Energy-Efficient Service Migration for Multi-User Heterogeneous Dense Cellular Networks

Mobile edge computing (MEC) is a key enabler for ultra-low latency in heterogeneous dense cellular networks in the 5G era and beyond, by deploying services at the network edge. Due to high user mobility, the services are usually migrated to follow the users by predicting the user trajectory to achieve a balance between energy consumption and service latency. However, service migration for multi-user heterogeneous dense cellular networks is challenging because (1) the user trajectory prediction, which is crucial for service migration, becomes intractable with a large number of users, and (2) making service migration decisions for each user independently is subjected to interference among the users. Therefore, in this study, we formulated the service migration of all the users in MEC-enabled heterogeneous dense cellular networks as an optimization problem, with the objective of minimizing the average energy consumption while satisfying the service latency requirements, taking into account the interference among different users. Next, we developed an efficient energy-efficient online algorithm based on the Lyapunov and particle swarm optimizations, called EGO, to resolve the original problem without predicting the trajectories of the users.
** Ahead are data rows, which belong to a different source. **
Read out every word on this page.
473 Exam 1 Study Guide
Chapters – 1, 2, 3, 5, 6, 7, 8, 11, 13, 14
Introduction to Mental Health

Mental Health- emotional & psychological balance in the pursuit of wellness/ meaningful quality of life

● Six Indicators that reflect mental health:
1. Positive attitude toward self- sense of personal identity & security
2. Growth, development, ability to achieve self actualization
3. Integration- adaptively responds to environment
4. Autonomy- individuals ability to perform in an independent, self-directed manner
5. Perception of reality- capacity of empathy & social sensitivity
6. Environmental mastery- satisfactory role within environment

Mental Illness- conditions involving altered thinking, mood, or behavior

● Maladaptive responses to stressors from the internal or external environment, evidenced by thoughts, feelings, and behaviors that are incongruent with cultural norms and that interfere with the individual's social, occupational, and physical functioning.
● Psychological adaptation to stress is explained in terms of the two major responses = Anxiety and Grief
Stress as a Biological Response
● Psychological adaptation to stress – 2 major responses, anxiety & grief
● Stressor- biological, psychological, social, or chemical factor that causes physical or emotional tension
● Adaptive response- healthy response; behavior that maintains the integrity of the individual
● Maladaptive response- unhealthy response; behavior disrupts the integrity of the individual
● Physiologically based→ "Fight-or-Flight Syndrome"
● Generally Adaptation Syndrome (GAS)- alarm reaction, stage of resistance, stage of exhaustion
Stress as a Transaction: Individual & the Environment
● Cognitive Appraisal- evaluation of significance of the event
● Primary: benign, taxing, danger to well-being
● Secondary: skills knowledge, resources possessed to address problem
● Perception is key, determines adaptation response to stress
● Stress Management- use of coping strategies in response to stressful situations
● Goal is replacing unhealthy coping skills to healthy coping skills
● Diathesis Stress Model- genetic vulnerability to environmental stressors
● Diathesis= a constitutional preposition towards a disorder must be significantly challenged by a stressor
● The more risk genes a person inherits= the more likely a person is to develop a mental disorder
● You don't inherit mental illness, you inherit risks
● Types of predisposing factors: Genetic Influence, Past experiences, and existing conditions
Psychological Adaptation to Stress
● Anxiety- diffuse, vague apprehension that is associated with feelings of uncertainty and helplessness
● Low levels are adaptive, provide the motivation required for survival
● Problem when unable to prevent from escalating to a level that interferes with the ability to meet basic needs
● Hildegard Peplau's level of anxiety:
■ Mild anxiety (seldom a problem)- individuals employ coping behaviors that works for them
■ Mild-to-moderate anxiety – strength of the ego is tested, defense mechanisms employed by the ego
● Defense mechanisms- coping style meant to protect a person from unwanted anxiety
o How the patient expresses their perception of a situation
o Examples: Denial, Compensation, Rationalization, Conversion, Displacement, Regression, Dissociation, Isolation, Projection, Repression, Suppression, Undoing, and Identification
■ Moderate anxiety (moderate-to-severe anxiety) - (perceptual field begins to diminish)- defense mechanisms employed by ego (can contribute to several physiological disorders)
Finally, a series of simulations based on real-world mobility traces of vehicles in Bologna were conducted to establish the superiority of the EGO algorithm over state-of-the-art solutions.

Automated summary

Mobile edge computing is crucial for achieving ultra-low latency in 5G and beyond, by deploying services at the network edge. However, service migration in multi-user heterogeneous networks is challenging due to the difficulty in predicting user trajectories and interference among users. In this study, an optimization problem was formulated to minimize energy consumption and satisfy service latency requirements, and an efficient online algorithm called EGO was developed to solve the problem without predicting user trajectories.